Threatening letters bearing a Portland postmark similar to those that arrived at some Senate and House district and state office last week were intercepted Monday at a Washington area Senate screening facility – and each were similarly found to contain no hazardous material, say officials.
The arrival of such letters in Washington appear to continue what began last week as a number of threatening letters containing a powdery substance sent to some congressional district and home-state offices.
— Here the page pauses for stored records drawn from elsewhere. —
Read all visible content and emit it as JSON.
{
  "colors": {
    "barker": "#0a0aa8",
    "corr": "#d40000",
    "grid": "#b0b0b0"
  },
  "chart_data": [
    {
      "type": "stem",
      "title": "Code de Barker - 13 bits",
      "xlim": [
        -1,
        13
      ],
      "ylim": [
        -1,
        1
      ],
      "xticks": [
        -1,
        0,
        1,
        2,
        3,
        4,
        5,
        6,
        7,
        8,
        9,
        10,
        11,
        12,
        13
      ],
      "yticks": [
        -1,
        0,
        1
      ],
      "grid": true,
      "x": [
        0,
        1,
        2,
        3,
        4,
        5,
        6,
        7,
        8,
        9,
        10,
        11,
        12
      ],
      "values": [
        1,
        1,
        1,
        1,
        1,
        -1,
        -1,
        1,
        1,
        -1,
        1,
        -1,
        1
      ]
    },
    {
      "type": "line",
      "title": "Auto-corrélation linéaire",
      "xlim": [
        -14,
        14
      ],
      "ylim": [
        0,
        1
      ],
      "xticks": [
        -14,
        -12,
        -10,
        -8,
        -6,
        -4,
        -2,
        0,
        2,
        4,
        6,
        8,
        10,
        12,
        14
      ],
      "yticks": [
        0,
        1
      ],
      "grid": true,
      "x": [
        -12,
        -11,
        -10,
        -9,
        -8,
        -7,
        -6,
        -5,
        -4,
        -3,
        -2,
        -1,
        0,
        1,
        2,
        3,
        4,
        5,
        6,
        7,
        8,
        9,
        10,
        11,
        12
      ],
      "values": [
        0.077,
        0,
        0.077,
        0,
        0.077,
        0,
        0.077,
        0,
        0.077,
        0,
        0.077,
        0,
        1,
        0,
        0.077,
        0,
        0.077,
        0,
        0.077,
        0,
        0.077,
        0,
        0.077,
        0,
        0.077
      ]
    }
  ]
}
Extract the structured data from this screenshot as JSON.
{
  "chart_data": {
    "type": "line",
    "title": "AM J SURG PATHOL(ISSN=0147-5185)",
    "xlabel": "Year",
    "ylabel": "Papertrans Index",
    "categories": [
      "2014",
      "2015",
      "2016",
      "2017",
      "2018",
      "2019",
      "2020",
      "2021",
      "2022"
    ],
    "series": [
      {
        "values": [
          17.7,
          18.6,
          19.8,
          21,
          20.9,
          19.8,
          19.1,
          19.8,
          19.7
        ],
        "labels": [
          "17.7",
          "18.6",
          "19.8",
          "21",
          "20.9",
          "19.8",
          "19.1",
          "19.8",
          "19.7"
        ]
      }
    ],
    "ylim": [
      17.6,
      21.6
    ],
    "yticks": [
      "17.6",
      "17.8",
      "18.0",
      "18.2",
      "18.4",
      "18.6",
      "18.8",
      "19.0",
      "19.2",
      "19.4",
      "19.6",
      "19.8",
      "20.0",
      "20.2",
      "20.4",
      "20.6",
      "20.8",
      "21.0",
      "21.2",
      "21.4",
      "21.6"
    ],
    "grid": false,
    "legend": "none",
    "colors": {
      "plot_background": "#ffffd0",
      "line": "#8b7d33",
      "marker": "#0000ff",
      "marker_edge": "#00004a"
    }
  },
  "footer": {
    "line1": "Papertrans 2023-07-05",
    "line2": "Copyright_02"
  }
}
So far, in all of the instances made public, authorities determined that the powder was either corn starch or harmless mixture of corn starch with some other ingredient.
But in an update on Monday, to Senate offices on Monday, Senate Sergeant-at Arms Terrance Gainer writes that, “Arrival of the letters in DC today is further evidence of the bothersome commitment of the individual or group behind these mailings.
“All staff, here in DC and in the state offices, should remain vigilant and follow our established mail-handling protocols,” advises Gainer.
And in a separate notification Monday, House Sergeant-at-Arms Paul Irving advised House offices that, “although no suspicious mail addressed to House Members with a DC address has been delivered, it is important to remain vigilant for any mail or package that appears out of the ordinary or contains any threats.”
Irving’s memo also notes that House mail operations have been alerted to the potential threat and are continuing to process mail destined to the House Office Buildings “in a secure environment.”
Irving also tells the House offices that “while staff should be vigilant with mail bearing a Portland postmark, you should be on the lookout for any suspicious mail, regardless of where it originated.”
A federal criminal investigation, in coordination with the U. S. Capitol Police, is ongoing.